O universo crossdressers não é um universo complexo como se acredita ser. É um mundo maravilhoso. Vai de cada um entender-se por dentro e saber o que exatamente busca. Acho que está a na hora das novelinhas globais ou não, deixaram de usar essas falsas maquiagens e falsos blushes ao retratarem o crossdresser, e começassem a abordar este tema com mais respeito e dignidade. Já que mexeram no formigueiro equivocadamente...


Manaus, 19 de dezembro de 2009

quinta-feira, 17 de dezembro de 2009

DICAS DA MARCINHA PARA UMA BOA E PRAZEROSA LEITURA


“Perto do Coração Selvagem” – Clarice Lispector (1925-1977)

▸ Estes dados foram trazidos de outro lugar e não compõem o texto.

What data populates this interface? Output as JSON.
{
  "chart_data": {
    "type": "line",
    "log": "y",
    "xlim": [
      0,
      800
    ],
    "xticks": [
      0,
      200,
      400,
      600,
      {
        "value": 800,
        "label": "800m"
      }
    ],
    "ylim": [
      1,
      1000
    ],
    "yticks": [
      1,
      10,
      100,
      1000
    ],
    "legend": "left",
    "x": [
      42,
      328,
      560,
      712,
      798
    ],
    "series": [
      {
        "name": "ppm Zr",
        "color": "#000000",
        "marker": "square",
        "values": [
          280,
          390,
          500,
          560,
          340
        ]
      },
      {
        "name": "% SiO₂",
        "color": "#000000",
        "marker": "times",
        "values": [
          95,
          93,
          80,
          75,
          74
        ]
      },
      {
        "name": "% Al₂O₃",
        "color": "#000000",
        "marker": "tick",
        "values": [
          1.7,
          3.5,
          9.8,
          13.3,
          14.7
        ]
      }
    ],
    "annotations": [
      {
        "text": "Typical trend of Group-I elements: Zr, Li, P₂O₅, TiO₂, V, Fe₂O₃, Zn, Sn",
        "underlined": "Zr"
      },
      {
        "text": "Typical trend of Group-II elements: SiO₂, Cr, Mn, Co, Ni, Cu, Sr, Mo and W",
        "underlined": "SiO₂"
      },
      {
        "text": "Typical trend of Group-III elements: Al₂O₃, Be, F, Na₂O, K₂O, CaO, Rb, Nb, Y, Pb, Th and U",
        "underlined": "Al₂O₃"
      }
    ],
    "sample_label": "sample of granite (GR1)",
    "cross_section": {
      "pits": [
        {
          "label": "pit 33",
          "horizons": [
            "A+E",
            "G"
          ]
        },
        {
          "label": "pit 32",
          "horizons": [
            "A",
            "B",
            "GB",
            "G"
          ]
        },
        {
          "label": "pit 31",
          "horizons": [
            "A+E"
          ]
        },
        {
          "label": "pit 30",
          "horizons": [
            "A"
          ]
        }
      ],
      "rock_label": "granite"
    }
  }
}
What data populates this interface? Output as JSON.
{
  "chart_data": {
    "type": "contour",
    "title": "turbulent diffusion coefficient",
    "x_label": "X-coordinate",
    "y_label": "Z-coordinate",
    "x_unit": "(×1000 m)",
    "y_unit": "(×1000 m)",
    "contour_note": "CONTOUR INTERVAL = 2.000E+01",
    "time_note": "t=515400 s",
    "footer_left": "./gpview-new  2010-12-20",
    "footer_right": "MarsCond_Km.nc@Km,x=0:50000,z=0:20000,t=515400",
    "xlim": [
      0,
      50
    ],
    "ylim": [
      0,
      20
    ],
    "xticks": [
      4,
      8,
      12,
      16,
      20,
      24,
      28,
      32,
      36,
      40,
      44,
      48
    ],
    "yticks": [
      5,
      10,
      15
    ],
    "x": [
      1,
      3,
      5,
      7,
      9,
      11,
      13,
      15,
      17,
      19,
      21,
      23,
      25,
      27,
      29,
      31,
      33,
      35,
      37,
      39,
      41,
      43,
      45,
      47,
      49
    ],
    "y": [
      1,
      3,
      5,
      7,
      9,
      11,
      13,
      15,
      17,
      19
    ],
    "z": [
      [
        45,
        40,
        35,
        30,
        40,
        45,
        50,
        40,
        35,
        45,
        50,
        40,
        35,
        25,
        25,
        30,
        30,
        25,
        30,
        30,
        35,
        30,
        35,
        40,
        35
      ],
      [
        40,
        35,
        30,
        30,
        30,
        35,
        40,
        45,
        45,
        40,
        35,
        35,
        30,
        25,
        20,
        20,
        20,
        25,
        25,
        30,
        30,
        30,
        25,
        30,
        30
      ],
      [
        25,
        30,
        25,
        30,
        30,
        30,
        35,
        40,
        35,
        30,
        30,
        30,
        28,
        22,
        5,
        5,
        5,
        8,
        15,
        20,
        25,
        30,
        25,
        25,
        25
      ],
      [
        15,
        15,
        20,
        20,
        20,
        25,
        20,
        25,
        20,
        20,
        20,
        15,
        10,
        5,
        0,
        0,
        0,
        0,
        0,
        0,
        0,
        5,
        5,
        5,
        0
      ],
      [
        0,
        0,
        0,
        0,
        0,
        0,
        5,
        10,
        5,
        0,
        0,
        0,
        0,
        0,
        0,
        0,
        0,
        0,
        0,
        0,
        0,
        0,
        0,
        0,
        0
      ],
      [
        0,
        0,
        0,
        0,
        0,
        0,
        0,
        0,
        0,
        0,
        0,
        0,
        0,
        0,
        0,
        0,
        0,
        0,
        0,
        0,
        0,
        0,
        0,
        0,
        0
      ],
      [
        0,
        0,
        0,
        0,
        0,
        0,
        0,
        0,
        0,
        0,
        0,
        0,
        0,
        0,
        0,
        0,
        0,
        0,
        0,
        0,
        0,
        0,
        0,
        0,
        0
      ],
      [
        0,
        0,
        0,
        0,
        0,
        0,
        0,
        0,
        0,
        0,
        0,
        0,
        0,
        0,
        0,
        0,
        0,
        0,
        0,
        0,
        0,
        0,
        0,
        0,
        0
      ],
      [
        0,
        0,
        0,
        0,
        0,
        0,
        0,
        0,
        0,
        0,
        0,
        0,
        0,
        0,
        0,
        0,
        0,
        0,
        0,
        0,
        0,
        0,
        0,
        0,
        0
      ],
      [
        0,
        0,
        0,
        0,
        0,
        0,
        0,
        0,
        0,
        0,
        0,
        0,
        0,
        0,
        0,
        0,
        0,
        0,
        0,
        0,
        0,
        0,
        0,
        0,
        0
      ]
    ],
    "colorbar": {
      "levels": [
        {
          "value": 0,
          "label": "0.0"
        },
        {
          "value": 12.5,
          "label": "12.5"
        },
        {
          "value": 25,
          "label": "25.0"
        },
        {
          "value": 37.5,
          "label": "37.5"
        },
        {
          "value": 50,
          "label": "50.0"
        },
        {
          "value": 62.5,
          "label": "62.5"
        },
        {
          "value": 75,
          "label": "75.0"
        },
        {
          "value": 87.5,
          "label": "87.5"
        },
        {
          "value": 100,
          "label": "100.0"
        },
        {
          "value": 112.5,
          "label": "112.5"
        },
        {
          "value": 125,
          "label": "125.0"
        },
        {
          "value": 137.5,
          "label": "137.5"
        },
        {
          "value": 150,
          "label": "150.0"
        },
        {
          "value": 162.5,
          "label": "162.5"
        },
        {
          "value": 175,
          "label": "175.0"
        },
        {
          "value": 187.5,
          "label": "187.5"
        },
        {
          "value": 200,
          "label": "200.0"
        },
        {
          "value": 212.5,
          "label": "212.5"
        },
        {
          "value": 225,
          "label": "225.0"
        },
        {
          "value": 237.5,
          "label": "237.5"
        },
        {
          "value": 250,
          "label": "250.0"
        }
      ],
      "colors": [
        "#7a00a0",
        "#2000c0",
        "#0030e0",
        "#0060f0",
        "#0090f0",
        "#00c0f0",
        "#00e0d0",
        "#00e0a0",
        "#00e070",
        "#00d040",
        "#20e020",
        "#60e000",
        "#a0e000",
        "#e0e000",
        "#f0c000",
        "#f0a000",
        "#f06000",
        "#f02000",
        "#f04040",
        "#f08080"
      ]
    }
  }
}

“Perto do Coração Selvagem” é o livro de estréia dessa escritora maravilhosa. Ela o escreveu quanto tinha dezoito pra dezenove anos de idade.
A escrita de Clarice Lispector é uma escrita introspectiva. Situa-se numa confluências de paradigmas em que a narradora nos envolve e nos põe em tensão com seus personagens e tramas, do inicio ao fim. Penso que, depois de Jane Austen, (escritora americana do século XVII autora dos livros “Razão e Sensibilidade” e “Orgulho e Preconceito) , nenhuma outra escritora descreveu com tanta maestria e lirismo as angustias, os anseios, as alegrias e tristezas que habitam no interior feminino. Ler Clarice é se ler interiormente. É se descobrir por dentro. Daí a razão do livro assumir tanta importância assim.

Outro escritor que conhece bem a alma feminina e a enaltece com todo seu vigor lírico, é o escritor Uruguaio Eduardo Galeano. “Mulheres” é um livro cheio de breves narrativas históricas e heróicas protagonizadas somente por mulheres que sofreram opressão e exploração na América Latina. O livro é uma doce homenagem às mulheres célebres e anônimas que compartilharam o dia-a-dia de nossa história.

“Trecho do livro Perto do Coração Selvagem

(...) “Novamente, no meio do raciocínio inútil, veio-lhe um cansaço, um sentimento de queda. Orar, orar. Ajoelhar-se diante de Deus e pedir. O quê? A absolvição? Uma palavra tão larga, tão cheia de sentidos. Não era culpada – ou era, de quê? Sabia que sim, porém, continuou com o pensamento – não era culpada, mas como gostaria de receber a absolvição. Sobre a testa, o dedo largo e gordo de Deus, abençoando-a como um bom pai, um pai feito de terra e de mundo, contendo tudo, tudo, sem deixar de possuir sem uma partícula sequer que mais tarde pudesse lhe dizer: sim, mas eu não lhe perdoei Cessaria então aquela acusação muda que todas as coisas aconchegavam contra ela...



“Tracey Hill era menina num povoado de Connecticut, e se divertia com diversões próprias de sua idade, como qualquer outro doce anjinho de Deus no estado de Connecticut ou em qualquer outro lugar deste planeta.
Um dia, junto a seus companheiros de escola, Tracey se pôs a atirar fósfotos acesos num formigueiro. Todos desfrutaram daquele sadio entretenimento infantil; Tracey, porém, ficou impressionada com uma coisa que os outros não viram, ou fizeram como se não vissem, mas que a deixou paralisada e deixou nela, para sempre, um sinal na memória: frente ao fogo, frente ao perigo, as formigas separavam-se em casais e assim de duas em duas, bem juntinhas, esperavam a morte.
Do livro “Mulheres” (Eduardo Galeano)

Essa é a minha dica. Uma boa leitura A todos!!